Telecom companies want people to focus on the benefits of state-of-the-art 5G wireless technology: faster speeds, greater reliability.
But for possibly millions of car owners, the transition to 5G may mean you'll be losing something you value: your on-board emergency-contact system.
Simi Valley, Calif., resident Patrick O'Bryan received an email from Lexus the other day notifying him that his 2016 RX 350's Enform wireless emergency services will be terminated Oct. 31, 2022, as existing 3G technology gives way to 5G.
These services include the emergency-assistance button, automatic collision notification, enhanced roadside assistance, remote engine start, remote door unlock, vehicle finder help and other features.
The change will affect an unspecified number of Lexus vehicles sold between 2010 and 2018.
"These are regular features for expensive cars," O'Bryan, 76, told me. "I never dreamed they would end."
He added: "If I had known this would happen, I would have bought a different car."
It's well-known that a car starts depreciating in value as soon as you drive it off the lot.

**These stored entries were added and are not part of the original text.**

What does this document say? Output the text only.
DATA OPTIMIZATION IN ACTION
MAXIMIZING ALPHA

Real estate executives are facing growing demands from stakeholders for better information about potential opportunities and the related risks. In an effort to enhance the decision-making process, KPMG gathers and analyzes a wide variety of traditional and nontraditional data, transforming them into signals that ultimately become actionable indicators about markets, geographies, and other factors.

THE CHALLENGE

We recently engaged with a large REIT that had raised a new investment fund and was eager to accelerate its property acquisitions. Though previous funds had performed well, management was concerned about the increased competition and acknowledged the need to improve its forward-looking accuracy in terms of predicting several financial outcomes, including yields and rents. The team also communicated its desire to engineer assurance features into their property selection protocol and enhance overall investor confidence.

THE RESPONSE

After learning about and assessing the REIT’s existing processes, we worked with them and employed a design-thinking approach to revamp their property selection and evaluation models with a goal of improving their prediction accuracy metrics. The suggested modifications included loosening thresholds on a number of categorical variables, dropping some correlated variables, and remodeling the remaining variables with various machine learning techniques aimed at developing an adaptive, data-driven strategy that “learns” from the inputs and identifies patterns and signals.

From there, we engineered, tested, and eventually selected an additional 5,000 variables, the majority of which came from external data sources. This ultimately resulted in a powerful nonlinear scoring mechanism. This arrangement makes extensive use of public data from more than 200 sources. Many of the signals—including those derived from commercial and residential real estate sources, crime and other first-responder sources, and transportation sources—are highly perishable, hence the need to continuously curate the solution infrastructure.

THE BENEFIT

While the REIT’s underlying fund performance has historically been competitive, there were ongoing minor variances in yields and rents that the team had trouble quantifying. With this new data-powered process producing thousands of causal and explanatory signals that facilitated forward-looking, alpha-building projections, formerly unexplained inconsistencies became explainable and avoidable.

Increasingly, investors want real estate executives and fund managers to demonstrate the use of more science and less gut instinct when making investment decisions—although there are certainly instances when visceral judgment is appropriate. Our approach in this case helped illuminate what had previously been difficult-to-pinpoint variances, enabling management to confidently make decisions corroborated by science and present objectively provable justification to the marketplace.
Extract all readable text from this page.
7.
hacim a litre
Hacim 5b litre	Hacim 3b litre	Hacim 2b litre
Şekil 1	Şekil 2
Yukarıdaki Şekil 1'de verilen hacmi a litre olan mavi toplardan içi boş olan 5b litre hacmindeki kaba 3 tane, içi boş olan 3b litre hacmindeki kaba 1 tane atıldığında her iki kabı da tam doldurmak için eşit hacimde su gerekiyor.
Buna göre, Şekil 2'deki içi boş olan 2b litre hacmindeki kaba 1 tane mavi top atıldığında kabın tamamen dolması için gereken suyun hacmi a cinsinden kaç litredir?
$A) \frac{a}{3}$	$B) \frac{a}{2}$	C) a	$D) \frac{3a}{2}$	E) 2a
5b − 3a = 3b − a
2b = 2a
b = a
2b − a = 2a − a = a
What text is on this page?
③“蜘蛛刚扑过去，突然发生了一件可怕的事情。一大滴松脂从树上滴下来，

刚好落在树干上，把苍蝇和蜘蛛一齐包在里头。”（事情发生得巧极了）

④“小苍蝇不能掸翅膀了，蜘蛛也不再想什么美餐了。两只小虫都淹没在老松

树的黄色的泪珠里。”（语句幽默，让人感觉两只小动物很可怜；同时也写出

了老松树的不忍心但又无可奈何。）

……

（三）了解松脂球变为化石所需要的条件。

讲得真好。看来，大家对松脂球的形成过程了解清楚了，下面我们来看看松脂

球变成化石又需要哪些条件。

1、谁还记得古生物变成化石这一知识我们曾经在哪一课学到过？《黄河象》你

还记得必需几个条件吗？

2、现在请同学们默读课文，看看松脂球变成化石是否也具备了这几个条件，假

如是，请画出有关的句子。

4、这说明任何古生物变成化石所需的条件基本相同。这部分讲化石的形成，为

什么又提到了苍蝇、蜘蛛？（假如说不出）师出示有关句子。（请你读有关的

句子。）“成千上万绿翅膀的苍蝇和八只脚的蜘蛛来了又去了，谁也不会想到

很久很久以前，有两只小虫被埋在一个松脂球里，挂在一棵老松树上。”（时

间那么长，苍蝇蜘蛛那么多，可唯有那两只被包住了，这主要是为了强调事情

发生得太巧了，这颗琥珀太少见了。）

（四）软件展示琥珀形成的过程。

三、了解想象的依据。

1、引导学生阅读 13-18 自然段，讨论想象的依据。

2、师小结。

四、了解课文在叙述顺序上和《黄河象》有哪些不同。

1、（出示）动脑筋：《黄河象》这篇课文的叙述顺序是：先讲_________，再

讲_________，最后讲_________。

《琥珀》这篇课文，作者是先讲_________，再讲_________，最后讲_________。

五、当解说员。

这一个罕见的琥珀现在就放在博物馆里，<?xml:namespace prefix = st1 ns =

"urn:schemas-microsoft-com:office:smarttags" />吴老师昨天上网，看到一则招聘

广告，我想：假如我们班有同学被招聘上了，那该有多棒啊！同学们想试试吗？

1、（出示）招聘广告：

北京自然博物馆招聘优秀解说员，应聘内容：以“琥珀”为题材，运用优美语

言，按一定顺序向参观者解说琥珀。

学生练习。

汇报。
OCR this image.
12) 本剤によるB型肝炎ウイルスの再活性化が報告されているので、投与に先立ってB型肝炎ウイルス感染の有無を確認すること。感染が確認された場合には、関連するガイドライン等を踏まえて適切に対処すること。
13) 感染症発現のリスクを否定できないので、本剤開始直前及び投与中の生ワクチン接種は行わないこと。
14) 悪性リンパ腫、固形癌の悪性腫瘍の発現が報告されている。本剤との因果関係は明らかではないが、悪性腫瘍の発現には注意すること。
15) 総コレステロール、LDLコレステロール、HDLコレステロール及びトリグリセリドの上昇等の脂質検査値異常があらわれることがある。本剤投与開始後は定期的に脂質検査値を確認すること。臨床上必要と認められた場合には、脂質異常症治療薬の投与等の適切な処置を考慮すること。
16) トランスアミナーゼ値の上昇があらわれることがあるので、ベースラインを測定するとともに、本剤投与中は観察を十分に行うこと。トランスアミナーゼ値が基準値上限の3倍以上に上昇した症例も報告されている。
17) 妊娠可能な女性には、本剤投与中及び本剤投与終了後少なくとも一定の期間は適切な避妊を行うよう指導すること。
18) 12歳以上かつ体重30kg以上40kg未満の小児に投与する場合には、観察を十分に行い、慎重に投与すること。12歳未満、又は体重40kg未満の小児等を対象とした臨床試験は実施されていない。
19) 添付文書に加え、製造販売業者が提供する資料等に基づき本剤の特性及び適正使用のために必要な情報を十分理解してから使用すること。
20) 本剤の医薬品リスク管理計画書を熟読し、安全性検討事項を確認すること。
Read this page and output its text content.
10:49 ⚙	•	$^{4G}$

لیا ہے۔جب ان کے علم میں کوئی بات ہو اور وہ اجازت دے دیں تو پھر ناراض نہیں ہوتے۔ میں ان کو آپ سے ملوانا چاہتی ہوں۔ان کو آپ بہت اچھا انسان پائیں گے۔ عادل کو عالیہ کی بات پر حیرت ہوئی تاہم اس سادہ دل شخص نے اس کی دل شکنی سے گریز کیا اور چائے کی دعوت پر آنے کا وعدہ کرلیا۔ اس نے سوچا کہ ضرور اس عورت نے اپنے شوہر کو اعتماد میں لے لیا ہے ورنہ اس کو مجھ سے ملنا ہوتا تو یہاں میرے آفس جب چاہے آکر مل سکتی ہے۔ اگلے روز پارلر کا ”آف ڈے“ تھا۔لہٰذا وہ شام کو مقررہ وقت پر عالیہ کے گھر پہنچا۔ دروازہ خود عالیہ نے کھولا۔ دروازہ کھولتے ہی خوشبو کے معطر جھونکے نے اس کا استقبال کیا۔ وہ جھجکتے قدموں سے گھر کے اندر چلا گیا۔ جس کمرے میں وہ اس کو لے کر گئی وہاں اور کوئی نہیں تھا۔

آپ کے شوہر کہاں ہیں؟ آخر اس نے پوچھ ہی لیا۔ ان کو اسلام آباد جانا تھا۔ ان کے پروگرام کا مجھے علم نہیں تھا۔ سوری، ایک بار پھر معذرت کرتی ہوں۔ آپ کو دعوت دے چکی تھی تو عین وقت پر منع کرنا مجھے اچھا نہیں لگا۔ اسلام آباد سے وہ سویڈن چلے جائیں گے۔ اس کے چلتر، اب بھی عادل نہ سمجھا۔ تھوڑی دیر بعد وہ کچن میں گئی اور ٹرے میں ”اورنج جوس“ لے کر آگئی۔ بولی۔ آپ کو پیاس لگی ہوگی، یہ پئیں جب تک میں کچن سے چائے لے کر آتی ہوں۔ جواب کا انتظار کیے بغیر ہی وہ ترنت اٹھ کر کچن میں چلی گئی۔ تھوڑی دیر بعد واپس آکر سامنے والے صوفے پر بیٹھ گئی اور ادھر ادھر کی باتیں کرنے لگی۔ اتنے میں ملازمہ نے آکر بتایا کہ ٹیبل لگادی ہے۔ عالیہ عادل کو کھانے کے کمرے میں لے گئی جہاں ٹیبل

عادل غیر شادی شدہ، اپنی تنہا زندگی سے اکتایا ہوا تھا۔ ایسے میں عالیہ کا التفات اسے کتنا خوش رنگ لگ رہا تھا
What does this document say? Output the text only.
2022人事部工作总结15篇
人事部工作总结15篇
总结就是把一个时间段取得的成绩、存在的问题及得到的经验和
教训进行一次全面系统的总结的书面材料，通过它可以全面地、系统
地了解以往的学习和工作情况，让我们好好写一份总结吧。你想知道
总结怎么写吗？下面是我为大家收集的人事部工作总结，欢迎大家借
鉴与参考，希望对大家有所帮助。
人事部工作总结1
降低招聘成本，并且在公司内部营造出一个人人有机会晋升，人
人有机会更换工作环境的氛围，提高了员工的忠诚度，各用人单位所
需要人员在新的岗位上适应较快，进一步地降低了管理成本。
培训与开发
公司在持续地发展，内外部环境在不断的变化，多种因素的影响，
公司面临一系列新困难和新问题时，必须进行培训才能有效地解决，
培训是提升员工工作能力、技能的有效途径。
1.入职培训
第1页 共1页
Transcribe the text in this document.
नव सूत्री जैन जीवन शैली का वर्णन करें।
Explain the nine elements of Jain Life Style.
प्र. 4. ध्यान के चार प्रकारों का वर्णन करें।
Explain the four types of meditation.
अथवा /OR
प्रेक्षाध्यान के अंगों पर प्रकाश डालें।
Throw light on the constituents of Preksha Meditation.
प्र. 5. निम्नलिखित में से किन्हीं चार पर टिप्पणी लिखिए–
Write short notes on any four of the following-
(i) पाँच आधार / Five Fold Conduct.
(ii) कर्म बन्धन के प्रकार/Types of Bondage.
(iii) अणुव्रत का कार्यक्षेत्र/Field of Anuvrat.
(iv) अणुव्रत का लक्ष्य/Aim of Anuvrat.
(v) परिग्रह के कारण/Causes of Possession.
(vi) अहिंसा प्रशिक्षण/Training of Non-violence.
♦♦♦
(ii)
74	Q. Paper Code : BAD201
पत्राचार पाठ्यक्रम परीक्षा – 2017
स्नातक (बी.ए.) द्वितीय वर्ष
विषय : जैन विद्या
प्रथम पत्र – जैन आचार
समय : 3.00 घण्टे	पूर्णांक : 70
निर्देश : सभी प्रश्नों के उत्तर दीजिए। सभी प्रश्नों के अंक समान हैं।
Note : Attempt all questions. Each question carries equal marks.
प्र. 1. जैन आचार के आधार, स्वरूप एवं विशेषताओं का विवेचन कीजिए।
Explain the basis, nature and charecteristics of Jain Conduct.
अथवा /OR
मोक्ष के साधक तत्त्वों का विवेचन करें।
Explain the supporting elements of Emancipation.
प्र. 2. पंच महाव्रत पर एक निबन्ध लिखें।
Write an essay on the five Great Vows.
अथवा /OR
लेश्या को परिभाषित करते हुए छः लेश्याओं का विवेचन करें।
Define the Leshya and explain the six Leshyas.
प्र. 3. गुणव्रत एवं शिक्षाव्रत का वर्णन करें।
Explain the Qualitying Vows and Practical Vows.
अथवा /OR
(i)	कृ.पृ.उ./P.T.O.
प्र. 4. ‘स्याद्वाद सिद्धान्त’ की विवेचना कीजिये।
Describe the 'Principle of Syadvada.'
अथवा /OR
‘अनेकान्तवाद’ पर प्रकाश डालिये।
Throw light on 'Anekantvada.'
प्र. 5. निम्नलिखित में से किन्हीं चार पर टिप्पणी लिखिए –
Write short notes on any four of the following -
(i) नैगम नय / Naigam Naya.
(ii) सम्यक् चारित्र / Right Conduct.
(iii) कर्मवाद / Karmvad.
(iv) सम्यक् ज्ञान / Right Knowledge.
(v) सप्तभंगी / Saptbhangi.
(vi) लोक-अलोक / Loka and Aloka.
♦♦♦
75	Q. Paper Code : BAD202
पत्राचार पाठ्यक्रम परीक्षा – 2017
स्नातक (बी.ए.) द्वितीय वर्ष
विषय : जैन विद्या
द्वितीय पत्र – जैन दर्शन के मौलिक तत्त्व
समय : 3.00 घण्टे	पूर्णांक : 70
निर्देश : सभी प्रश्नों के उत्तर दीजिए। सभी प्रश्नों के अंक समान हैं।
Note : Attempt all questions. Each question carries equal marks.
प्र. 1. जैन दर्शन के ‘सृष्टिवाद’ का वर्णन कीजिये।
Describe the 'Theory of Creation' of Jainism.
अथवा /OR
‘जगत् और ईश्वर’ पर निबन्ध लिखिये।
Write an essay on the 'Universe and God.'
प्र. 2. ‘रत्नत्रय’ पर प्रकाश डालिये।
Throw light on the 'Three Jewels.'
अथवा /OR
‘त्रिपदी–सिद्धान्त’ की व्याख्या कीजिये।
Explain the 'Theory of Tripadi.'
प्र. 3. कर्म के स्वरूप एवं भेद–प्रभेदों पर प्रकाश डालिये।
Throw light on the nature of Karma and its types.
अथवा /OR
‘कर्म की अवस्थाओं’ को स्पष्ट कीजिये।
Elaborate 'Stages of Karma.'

But it's remarkable that luxury vehicles purchased within the last few years would experience such a significant loss in functionality because of changing technology standards.
No less remarkable is that Lexus, for one, apparently has no intention to make customers whole by upgrading their vehicles' wireless systems.
I reached out to Lexus for comment. A spokesman passed along my request to Lexus' parent company, Toyota Motor Corp.